Hey hey les Freaksters!
Oui,
j'ai décidé de vous appeler comme ça, les "Freaksters", car vous êtes
de plus en plus nombreux à suivre mes aventures musicales sur Facebook et Twitter
et ça me fait chaud au cœur. Ça et les autres petites choses qui
rendent ma vie un peu plus agréables. Vous pouvez spéculer autant que
vous le souhaitez, je ne vous le dirais pas pourquoi...
Bref,
cette semaine, j'ai redécouvert un groupe qui a égayé pas mal de mes
après-midis entre 14 et 19 ans et que j'ai eu l'immense chance de voir
quelques temps avant la séparation définitive de ce groupe. Son leader
est certainement ce que le Canada a fait de mieux depuis l'invention de
la poutine, la scène alternative canadienne comme Cancer Bats, Danko
Jones ou Voivod et la série pour enfants "Macaroni Tout Garni". Et pour
ce joli retour en arrière, je dois remercier Lauris, un twitto aux goûts
musicaux des plus recommandables et qui a choisi de nous parler cette
semaine de ce génie, que dis-je de cette légende vivante qu'est Devin
Townsend et de son ancien groupe Strapping Young Lad.
*****
Nom: Lauris
Vous pouvez aussi le retrouver: avec son groupe, les Morganatics, où il officie en temps que guitariste.
Album choisi: City - Strapping Young Lad (1997)
"Je
crois sincérement que la découverte musicale est semblable à un sport,
et à ce titre, nécessite des efforts et de l’entrainement. Ainsi, je me
suis souvent confronté à des artistes ou des albums pour lesquels je
n’étais pas prêt, pour lesquels je manquais d’expérience.
Au
collège, j’écoutais Linkin Park et Sum 41, et j’avais l’impression
d’être un gars rock et nerveux. Mais quand je voyais mon pote arborer
son T-shirt Iron Maiden, je me disais “lui, c’est un vrai hardeux”.
Aujourd’hui, j’écoute Agoraphobic Nosebleed sans sourciller, et je me
passe du Norma Jean pour me mettre de bonne humeur le matin.
Il y
a plein d’albums que j’aurais pu présenter. J’aurais pu vous dire à
quel point Lateralus de Tool a bouleversé ma vision de la musique, comme
Blue Lines de Massive Attack a bercé mon enfance, ou encore le rapport
presque addictif que j’ai eu avec Bubblegum de Mark Lanegan. Mais j’ai
choisi de parler d’un album qui n’est pas forcément très important pour
moi, que je n’adore pas plus qu’un autre, mais plutôt d’une oeuvre que
j’ai mis longtemps à apprécier pleinement, et qui, à travers nos
différentes rencontres, m’a permis de témoigner de ma propre évolution
musicale. Aujourd’hui, j’ai décidé de vous parler de City de Strapping Young Lad.

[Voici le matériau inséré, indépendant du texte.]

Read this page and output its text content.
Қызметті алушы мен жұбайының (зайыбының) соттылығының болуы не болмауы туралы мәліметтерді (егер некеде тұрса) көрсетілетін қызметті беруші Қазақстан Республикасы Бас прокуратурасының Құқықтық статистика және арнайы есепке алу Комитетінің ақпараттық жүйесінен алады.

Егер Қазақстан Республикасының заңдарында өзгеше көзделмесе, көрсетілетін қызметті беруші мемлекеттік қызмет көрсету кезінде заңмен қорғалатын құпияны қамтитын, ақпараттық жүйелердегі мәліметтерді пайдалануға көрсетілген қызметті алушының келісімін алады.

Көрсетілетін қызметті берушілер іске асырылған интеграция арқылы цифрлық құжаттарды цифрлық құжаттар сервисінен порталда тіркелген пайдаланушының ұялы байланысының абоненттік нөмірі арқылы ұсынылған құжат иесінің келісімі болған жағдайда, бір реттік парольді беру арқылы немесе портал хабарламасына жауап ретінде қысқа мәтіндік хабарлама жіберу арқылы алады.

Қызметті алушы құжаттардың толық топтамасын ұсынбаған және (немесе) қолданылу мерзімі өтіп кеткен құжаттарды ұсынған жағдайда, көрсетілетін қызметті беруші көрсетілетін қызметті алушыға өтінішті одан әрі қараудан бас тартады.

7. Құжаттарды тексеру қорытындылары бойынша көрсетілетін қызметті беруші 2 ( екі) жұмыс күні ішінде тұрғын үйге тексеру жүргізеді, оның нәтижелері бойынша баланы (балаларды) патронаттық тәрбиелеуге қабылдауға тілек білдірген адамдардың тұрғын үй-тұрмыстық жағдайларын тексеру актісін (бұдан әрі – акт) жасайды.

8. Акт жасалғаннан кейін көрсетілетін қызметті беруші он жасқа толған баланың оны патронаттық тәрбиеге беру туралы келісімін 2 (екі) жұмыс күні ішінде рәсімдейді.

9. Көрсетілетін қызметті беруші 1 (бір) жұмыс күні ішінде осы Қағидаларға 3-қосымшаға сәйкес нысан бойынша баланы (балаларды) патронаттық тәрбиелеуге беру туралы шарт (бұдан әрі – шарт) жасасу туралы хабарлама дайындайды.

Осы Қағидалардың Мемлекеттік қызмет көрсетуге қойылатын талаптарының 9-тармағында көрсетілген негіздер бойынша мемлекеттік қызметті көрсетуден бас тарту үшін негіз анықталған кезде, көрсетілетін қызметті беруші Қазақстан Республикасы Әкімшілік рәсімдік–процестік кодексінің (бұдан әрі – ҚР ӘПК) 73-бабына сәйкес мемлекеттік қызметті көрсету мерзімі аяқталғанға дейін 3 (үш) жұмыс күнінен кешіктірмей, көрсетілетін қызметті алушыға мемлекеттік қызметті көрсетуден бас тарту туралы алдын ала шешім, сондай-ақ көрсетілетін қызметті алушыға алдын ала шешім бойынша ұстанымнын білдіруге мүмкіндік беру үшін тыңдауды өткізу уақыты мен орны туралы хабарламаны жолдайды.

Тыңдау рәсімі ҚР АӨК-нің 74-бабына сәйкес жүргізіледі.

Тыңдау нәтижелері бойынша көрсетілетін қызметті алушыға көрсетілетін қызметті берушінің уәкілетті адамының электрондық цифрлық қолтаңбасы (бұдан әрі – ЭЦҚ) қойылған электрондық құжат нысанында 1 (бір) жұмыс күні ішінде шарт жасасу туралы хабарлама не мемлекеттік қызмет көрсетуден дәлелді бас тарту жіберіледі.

Ma 1ere rencontre avec cet album a lieu vers 2005.
Je
m’intéressais alors principalement à la carrière solo de Devin
Townsend, la tête pensante de SYL. A ce moment là de ma vie, je formais
activement les goûts musicaux. Je m’étais rendu compte que les groupes
de neo-punks tels Sum 41 et Blink-182 étaient loin de pouvoir me
contenter et que la sphère progressive m’apportait beaucoup plus que les
classiques Nirvana et Hendrix. J’exultais en écoutant Pantera (mon
summum en matière de violence), tentant désespérément de faire ma crise
d’adolescence.
C’est à cette époque qu’on me présenta à
Strapping Young Lad, me l’introduisant comme “le meilleur groupe de
métal de tous les temps”. S’il y a une expression exprimant l’opposé du
coup de foudre, c’est probablement celle qu’il faudrait utiliser pour
décrire ma réaction à cette découverte. Tout n’était que répulsion avec
ces morceaux (Detox et Home Nucleonics en l’occurrence) : ces hurlements
déments, ces guitares incompréhensibles et inaudibles, cette batterie
qui semblait vouloir creuser un trou dans ma tête. Du coup, c’était
devenu un jeu pour mes potes et moi, une sorte de test de courage, que
d’écouter Strapping Young Lad. Qui allait tenir le plus longtemps sans
craquer. Personne n’avait encore entendu la fin du morceau à vrai dire.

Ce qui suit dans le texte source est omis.